[AMBIENTALISMO INGÉNUO]

25.1.2025
Primeira imagem a cores da Terra, um foto-mosaico de 140 fotografias, capturadas a uma altitude de 100 milhas
Primeira imagem a cores da Terra, um foto-mosaico de 140 fotografias, capturadas a uma altitude de 100 milhas. É possível observar uma tempestade tropical sobre o Texas, despertando o interesse científico no potencial da observação meteorológica de elevadas altitudes. 5 de outubro de 1954, US Naval Research Laboratory

«2024 foi o ano mais quente de sempre e o primeiro a ultrapassar os 1.5ºC de aquecimento global acima dos níveis pré-industriais.» Esta será a frase inicial mais comum dos artigos na secção «ambiental» de qualquer jornal.
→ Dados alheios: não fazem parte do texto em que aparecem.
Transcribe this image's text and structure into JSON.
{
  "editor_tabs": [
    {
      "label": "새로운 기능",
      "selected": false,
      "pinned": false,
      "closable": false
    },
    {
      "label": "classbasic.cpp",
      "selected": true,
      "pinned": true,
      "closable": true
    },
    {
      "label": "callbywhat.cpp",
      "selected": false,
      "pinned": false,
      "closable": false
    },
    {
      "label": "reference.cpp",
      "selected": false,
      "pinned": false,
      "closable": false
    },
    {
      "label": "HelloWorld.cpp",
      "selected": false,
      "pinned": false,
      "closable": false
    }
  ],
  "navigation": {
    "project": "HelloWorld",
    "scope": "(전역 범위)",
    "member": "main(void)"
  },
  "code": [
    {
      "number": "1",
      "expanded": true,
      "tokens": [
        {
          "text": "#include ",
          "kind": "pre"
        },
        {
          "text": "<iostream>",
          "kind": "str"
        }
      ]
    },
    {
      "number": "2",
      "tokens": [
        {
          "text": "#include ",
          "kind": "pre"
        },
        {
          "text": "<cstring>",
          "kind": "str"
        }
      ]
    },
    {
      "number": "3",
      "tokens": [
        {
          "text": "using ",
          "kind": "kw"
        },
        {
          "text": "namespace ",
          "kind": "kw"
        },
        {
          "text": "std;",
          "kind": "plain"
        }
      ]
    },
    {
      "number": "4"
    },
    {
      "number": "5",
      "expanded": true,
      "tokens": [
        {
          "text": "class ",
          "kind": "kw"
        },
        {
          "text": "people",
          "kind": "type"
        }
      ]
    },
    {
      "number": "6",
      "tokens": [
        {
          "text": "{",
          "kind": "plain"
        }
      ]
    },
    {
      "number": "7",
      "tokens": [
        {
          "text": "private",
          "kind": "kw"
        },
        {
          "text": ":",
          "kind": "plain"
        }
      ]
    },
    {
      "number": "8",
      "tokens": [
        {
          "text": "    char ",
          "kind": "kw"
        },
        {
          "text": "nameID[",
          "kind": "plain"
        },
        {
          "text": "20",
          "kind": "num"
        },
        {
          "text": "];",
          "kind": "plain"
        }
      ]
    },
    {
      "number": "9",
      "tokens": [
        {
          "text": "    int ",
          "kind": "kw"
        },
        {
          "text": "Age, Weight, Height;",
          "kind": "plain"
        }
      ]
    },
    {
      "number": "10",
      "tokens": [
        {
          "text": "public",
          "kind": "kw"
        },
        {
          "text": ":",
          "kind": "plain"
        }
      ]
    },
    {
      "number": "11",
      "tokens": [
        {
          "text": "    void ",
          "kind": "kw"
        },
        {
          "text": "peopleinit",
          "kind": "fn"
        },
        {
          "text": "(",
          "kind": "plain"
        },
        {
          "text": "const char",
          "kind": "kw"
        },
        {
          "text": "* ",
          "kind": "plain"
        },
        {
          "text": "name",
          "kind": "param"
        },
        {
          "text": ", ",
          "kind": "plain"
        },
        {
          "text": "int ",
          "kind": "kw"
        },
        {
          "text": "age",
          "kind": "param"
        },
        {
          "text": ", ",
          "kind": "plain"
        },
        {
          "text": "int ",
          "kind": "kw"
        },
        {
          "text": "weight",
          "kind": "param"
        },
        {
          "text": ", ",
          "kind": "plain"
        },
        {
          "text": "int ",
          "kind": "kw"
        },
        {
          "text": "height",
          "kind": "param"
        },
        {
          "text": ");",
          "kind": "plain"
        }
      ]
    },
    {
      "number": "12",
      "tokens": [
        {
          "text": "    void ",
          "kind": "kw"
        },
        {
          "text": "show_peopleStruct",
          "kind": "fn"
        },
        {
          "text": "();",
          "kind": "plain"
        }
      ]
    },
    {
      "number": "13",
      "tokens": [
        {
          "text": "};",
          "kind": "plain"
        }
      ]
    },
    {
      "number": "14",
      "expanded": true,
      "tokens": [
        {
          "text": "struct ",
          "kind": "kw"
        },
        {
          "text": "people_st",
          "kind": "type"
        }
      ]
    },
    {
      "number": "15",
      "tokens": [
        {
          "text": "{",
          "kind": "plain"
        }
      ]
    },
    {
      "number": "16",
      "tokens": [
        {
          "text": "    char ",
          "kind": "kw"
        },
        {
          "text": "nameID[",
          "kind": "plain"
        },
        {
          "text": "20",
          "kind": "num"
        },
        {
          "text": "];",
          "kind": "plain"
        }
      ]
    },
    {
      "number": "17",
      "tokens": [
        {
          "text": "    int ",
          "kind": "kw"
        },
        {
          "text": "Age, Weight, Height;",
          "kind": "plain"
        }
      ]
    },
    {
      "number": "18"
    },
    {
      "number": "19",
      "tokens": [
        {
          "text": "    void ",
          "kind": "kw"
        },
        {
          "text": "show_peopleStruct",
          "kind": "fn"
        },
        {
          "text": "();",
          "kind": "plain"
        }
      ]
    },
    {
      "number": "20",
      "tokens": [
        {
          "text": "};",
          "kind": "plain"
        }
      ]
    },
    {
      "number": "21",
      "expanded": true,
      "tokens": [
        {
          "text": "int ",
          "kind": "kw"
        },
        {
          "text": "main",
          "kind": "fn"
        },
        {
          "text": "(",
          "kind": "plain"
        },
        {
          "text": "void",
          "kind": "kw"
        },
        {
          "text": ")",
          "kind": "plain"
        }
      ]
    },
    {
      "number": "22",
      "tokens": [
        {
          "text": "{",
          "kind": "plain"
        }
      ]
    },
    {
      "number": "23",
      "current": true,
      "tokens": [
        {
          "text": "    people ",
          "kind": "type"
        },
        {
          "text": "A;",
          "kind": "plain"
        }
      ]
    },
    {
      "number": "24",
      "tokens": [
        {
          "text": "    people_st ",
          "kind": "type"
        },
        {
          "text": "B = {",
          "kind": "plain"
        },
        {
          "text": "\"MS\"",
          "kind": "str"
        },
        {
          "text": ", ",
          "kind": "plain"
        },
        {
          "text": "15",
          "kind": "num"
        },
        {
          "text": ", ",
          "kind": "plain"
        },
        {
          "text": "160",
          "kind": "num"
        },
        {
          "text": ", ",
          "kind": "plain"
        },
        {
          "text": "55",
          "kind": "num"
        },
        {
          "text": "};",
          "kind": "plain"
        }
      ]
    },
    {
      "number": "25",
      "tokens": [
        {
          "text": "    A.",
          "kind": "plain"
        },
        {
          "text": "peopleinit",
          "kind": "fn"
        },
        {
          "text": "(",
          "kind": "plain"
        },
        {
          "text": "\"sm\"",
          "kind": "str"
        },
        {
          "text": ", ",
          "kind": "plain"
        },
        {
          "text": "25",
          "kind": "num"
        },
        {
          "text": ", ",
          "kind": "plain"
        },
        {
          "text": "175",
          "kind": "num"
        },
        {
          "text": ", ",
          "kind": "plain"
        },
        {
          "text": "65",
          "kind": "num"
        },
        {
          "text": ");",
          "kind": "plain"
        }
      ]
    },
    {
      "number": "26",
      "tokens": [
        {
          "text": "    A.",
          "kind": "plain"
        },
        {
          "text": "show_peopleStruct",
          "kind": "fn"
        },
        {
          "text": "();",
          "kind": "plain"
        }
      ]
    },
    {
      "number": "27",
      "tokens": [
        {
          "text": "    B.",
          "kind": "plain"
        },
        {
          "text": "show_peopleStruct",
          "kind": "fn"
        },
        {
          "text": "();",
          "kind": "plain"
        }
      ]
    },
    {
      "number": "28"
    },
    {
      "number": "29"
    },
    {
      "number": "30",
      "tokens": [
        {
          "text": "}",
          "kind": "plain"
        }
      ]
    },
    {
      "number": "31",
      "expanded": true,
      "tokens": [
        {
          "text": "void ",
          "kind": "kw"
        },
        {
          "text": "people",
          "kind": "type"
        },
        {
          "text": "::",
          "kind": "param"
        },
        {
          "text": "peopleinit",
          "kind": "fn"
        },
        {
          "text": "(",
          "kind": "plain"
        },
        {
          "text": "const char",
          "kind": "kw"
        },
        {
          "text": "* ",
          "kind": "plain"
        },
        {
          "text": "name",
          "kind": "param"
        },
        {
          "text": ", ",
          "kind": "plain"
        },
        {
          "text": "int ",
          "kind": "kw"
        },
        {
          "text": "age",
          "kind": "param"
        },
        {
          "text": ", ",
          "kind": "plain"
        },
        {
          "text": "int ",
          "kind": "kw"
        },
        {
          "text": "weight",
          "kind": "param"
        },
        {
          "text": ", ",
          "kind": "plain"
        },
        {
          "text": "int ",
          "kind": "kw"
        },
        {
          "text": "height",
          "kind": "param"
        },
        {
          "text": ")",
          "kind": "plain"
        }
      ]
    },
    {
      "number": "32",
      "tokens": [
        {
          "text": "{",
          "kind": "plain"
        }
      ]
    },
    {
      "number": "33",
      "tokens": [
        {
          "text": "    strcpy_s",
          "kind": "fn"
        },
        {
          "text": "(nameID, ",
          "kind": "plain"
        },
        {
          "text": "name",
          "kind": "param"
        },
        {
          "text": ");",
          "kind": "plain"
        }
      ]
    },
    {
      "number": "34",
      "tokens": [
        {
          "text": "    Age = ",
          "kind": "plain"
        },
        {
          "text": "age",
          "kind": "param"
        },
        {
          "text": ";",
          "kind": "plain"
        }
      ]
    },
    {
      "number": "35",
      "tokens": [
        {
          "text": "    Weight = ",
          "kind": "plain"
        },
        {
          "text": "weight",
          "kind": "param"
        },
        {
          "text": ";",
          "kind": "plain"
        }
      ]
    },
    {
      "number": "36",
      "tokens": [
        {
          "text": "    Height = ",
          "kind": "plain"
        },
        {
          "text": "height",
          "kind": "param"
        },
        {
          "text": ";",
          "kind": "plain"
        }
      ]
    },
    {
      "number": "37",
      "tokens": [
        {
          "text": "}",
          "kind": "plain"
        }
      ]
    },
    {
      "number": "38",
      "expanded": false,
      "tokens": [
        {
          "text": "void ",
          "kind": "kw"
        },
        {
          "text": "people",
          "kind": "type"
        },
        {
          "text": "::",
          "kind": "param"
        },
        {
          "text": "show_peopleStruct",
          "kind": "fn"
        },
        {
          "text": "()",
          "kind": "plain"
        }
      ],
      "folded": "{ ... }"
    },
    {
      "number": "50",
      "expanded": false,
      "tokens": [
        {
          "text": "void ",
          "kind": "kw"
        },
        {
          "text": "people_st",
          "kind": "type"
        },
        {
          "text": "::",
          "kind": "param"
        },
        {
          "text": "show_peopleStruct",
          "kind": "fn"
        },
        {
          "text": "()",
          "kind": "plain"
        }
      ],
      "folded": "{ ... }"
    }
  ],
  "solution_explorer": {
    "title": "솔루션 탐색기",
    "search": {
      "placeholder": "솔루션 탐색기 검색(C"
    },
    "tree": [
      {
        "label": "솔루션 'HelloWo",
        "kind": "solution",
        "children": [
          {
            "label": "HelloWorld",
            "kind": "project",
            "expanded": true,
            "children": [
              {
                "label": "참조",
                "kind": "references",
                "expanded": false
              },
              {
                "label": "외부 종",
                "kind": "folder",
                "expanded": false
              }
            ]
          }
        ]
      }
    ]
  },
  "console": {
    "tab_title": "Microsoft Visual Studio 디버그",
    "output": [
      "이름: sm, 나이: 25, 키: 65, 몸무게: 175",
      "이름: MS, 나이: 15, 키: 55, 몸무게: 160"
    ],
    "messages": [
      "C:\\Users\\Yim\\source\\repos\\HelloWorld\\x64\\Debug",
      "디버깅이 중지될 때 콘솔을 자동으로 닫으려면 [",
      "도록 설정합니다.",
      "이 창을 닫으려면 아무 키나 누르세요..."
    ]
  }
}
Os artigos irão invariavelmente prosseguir no seguinte molde: «Consagrado no Acordo de Paris, este valor tinha sido estabelecido como o limite máximo de aquecimento antropogénico, resultado das emissões de gases de efeito estufa, com vista a evitar os impactos mais perigosos destas alterações climáticas.» Numa Terra muito mais quente, os impactos na qualidade da vida humana são indescritivelmente severos. Poderia começar a enunciar as consequências – secas extremas, fomes, chuvas diluviais, ondas de calor, fogos florestais, extinção em massa – numa tentativa de acordar a nossa consciência ecológica dormente, mas tal estratégia batida tem se demonstrado inútil. Como explicar que numa época em que a realidade e gravidade das alterações climáticas são reconhecidas pela maioria da sociedade, todavia a degradação ambiental persiste? Aliás, paradoxalmente, a intensidade da degradação da natureza parece crescer em proporção direta com a nossa consciencialização ambiental. O que leva a esta incapacidade da sociedade perante a auto-transformação consciente? Não tenciono fornecer todas as respostas a estas perguntas, quanto mais num texto tão curto. Tenho apenas o objetivo de desmistificar alguns aspetos da relação contemporânea entre a natureza e a sociedade, e daí extrair considerações sobre os movimentos ambientalistas. Para aqueles com pressa, resumo agora os meus pensamentos: As condições materiais e históricas que permitem o nosso conhecimento científico do clima estão fortemente interligadas com as tecnologias e práticas que alteram fisicamente o clima. De tal forma que o conhecimento científico não pode ser invocado acriticamente como um critério puro e externo contra o qual a sociedade pode ser avaliada. Infelizmente, essa é a forma que muita contestação ambientalista assume. Ao julgar-se estritamente oposto aos processos de destruição ecológica, o ambientalismo não reconhece as suas origens nesses mesmos processos e, pelo caminho, mistifica a ciência e arrisca ser engolido por aquilo que pretende opor. 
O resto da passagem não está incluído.